A State DEC spokesman Tuesday said the agency has not received reports of coyotes in Nassau.

In most cases, the DEC said, coyotes avoid humans. A coyote that does not flee from people should be considered dangerous and members of the public are urged  to contact their local police department, animal control officer or regional DEC office.

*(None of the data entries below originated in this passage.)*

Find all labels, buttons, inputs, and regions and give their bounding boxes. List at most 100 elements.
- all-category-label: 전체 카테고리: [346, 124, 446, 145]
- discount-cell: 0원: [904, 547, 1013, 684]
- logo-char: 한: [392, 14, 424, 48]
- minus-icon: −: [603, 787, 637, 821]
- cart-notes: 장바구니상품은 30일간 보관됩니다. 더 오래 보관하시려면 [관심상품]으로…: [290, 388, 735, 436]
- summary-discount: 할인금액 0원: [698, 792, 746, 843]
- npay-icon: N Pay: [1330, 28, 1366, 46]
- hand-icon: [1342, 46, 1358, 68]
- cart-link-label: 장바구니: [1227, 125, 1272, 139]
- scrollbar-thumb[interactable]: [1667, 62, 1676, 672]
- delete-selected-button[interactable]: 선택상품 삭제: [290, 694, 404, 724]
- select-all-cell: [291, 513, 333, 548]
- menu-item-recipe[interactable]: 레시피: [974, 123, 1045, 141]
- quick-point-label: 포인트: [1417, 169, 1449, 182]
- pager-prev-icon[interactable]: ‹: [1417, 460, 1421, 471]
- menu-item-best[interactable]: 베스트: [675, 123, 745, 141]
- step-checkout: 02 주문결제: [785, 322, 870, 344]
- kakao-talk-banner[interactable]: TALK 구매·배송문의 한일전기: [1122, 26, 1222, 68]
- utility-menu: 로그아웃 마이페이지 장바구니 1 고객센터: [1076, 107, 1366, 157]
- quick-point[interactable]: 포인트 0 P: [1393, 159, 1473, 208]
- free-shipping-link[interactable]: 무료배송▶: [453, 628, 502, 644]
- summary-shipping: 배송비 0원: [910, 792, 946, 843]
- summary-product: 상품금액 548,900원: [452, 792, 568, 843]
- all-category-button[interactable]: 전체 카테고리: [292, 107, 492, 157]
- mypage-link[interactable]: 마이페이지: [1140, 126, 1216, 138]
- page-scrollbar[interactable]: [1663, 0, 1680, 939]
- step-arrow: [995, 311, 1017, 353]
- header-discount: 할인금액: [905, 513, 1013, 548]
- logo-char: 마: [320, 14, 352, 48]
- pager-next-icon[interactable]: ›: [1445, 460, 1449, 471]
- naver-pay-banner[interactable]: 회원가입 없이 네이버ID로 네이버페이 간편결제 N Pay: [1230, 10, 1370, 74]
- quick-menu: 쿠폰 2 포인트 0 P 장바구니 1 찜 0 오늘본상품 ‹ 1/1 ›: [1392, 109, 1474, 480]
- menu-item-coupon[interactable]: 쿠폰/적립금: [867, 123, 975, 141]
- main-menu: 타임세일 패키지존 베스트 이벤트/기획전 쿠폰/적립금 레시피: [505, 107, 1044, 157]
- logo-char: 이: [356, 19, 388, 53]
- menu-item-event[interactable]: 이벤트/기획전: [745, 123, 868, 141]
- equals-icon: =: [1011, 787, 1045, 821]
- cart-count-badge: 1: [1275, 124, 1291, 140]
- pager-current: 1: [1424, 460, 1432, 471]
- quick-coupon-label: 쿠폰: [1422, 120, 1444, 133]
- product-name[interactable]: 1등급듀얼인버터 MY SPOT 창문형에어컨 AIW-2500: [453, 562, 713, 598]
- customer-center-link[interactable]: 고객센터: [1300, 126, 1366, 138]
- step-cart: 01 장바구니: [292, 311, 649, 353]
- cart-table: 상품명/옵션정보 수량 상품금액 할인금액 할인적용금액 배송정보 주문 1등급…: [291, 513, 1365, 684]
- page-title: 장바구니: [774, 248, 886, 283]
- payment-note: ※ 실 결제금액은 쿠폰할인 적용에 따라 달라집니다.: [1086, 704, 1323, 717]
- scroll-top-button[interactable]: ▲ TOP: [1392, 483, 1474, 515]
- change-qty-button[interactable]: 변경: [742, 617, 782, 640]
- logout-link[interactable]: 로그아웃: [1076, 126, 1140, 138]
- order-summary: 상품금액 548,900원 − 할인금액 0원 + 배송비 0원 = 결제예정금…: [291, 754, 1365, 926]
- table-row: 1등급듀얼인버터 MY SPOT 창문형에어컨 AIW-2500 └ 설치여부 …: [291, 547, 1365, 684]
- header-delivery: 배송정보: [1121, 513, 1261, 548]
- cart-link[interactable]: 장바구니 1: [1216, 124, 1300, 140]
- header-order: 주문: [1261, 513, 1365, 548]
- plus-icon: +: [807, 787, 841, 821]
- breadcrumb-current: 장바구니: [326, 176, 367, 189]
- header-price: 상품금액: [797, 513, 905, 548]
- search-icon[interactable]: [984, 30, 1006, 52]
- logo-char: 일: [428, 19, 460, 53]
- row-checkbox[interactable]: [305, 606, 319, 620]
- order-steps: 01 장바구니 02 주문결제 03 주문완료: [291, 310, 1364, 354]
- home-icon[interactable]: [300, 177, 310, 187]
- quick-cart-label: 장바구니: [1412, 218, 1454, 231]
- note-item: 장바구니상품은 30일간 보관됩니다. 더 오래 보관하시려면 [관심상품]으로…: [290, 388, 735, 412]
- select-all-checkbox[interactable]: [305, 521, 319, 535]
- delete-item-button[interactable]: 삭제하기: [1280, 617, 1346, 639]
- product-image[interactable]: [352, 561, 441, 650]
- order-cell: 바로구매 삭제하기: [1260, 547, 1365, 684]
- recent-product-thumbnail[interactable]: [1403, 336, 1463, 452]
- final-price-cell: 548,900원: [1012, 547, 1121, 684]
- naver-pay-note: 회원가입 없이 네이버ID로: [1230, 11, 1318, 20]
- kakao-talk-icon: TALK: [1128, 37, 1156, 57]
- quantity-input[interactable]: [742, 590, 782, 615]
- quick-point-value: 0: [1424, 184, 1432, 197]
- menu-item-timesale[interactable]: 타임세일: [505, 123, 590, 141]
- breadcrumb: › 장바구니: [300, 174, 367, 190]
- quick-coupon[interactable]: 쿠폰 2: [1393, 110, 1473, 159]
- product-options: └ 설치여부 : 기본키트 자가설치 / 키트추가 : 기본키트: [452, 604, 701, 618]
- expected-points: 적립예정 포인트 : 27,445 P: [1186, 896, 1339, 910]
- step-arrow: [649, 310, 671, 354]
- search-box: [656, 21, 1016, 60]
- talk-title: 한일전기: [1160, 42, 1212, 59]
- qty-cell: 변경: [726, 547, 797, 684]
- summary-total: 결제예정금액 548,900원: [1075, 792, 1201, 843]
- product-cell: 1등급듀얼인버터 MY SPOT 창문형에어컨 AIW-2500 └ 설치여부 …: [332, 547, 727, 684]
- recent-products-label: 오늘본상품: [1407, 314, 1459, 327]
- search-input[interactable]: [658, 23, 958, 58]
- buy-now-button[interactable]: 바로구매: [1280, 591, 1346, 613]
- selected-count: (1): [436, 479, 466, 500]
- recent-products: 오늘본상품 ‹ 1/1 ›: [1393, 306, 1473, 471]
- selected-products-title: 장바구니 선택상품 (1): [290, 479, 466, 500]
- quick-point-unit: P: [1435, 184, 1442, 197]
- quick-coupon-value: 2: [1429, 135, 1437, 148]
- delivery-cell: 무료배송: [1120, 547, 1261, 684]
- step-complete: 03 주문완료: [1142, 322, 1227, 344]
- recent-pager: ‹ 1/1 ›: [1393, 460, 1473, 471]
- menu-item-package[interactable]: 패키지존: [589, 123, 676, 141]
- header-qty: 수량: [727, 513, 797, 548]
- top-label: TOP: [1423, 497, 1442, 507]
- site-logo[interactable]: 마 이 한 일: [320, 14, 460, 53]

The agency said members of the public should call DEC Wildlife at 631-444-0310 to report coyote sightings, and when possible, take photographs of the animal.

 

 

The SPCA provided a number of tips if residents see a coyote. They include:

  • If confronted by a coyote, stand tall and hold your arms out to look large. If a coyote lingers for too long, make loud noises, wave your arms or throw sticks and stones. Do not run away as coyotes may view you as prey.
  • Do not allow pets to run free. Supervise all outdoor pets to keep them safe from coyotes and other wildlife, especially at sunset and at night.
  • Do not feed coyotes, and remove any unintentional food sources that may attract coyotes or other wildlife.
  • Do not feed pets outside, and if you are feeding feral cats, watch the feedings and remove all food before leaving.
  • Eliminate the availability of bird seed as groups of birds and rodents at feeders can attract wildlife.
  • Ensure that garbage is inaccessible to wildlife, and fence or enclose compost piles.
  • Teach children to appreciate wildlife from a distance to avoid the risk of injury.
  • Fencing a yard may deter coyotes. Fences should extend 6 inches below ground and 4 feet above ground.
  • Remove brush and tall grass to reduce protective cover for coyotes, which are secretive and like to hide.